Updated: Jul 11, 2023


I have been struggling for some time now with what to do with this little piece of the internet; thus the fits and starts that have been going on here. I want this place to be meaningful and purposeful. At the same time, I want to be authentic and honest. Truth be told, my personal philosophy on education has changed a lot over the last year or two. And, at the same time, stayed the same. Let me explain.


The last ten years of homeschooling has not just been an education for my children, it's been a massive learning curve for me. I found a lot of times I'm trying to fit into a box I'm not meant to fit into. I was taking on ideas and practicing a pedagogy that I just didn't believe in. This was evidenced in finding it difficult to articulate just what my philosophy is and why I do what I do all day with my children in the way I educate them. I've realized that the way I believe children learn and the way I default in teaching them is not unique or "just me." The last couple of years I've learned so much about Charlotte Mason and she articulates so much of what I believe in the core of my being of what an education is and how we are to go about acquiring one. So my philosophy really hasn't changed; it's been affirmed. Confidently, I can shed the boxes (literally) and step into my own with Charlotte as my guide. Such a comfier fit.


So my intention here is to share Mason's philosophy and, perhaps, my imperfect attempts at putting it into practice. But before I get into that, I wanted to share something that struck me this morning as I was mulling over this post. My first thought, after setting on this course, was, "I'm going to need to find a new name. Something more Charlotte Mason-y perhaps!" I don't think I will. Which brings me to the title of this post. The ancient Greeks used the word paideia to mean the "transmitting of the entire culture." To think on this, that's quite a task, isn't it?

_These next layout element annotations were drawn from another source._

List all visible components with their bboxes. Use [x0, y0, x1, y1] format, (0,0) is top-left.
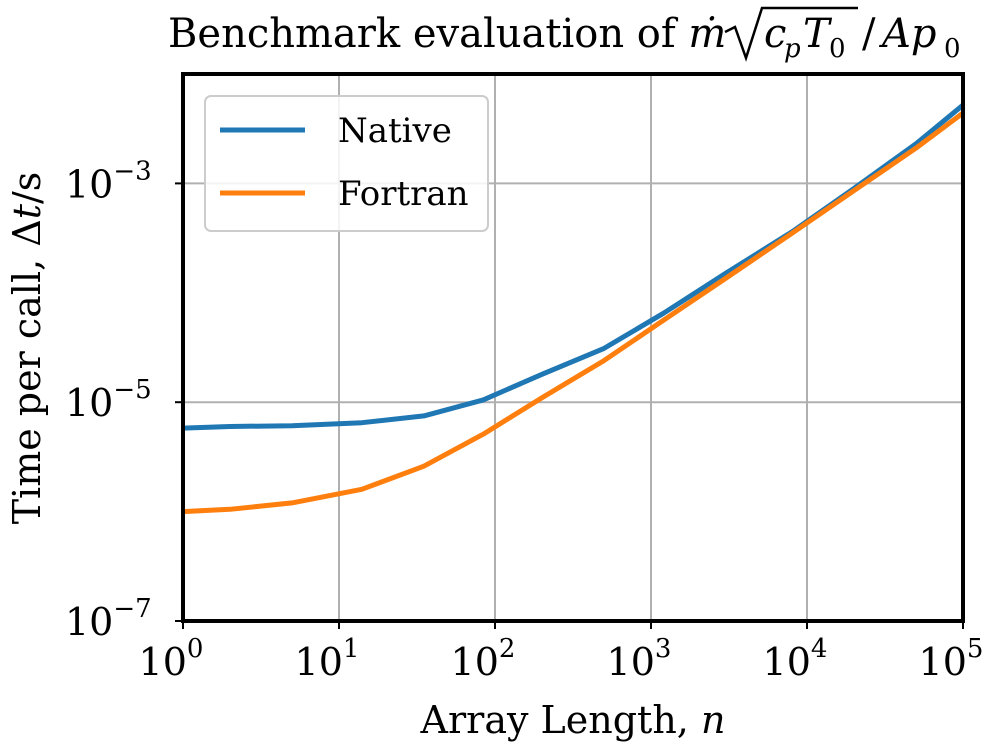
series-line-fortran [182, 110, 965, 515]
chart-title-formula: c p T 0 / Ap 0 [724, 6, 961, 64]
svg-text:c: c [764, 11, 786, 57]
x-tick-label: 100 [139, 634, 204, 684]
x-tick-label: 101 [295, 634, 360, 684]
chart-title-prefix: Benchmark evaluation of [168, 11, 688, 57]
svg-text:T: T [803, 11, 833, 57]
x-tick-label: 104 [763, 634, 828, 684]
legend: Native Fortran [204, 95, 489, 232]
svg-text:0: 0 [944, 34, 961, 64]
legend-label-fortran: Fortran [338, 174, 469, 214]
x-tick-label: 105 [919, 634, 984, 684]
x-tick-label: 102 [451, 634, 516, 684]
y-tick-label: 10−3 [65, 156, 152, 206]
x-axis-label: Array Length, n [420, 698, 726, 742]
y-axis-ticks: 10−7 10−5 10−3 [65, 156, 183, 644]
svg-text:Ap: Ap [878, 11, 937, 57]
svg-text:/: / [862, 11, 876, 57]
svg-text:0: 0 [829, 34, 846, 64]
legend-label-native: Native [338, 111, 452, 151]
series-lines [182, 103, 965, 515]
plot-frame [181, 72, 965, 623]
svg-text:p: p [784, 34, 801, 64]
chart-title: Benchmark evaluation of ṁ [168, 11, 726, 57]
y-tick-label: 10−7 [65, 594, 152, 644]
y-axis-label: Time per call, Δt/s [5, 172, 49, 525]
chart-title-mdot: ṁ [688, 11, 726, 57]
x-axis-ticks: 100 101 102 103 104 105 [139, 621, 984, 684]
y-tick-label: 10−5 [65, 375, 152, 425]
x-tick-label: 103 [607, 634, 672, 684]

According to Kevin Clark and Ravi Scott Jain in The Liberal Arts Tradition this is what Paul is talking about in Ephesians 6:4 (the Bible verse quoted on the homepage of this website) in which he's charging the Ephesians "to train up their children in the paideia of the Lord." But as Clark and Jain so aptly point out, we don't have a fixed culture to pass along. Culture is canceling and rejecting Scripture, the myths, the fairy tales, the legends, the stories, the traditional liturgies, and the faith that the Bible instructs us to pass down to our children. And if we're not awake to this, if we are not diligently working daily with our children in a committed, purposeful, and meaningful way then is it any wonder that we lose our children to the very world that as Christians we are to be opposed to? We must pursue paideia ourselves faithfully, and share its goodness, its truth, and its beauty to our children. A very tall task indeed, yet it is the call placed on us as parents. The Lord gifted us with these precious beings and it is our duty and privilege to raise them in the fear and paideia of the Lord.


So I will keep the name of the website as is, because I don't know about you, but I've got some paideia to pursue.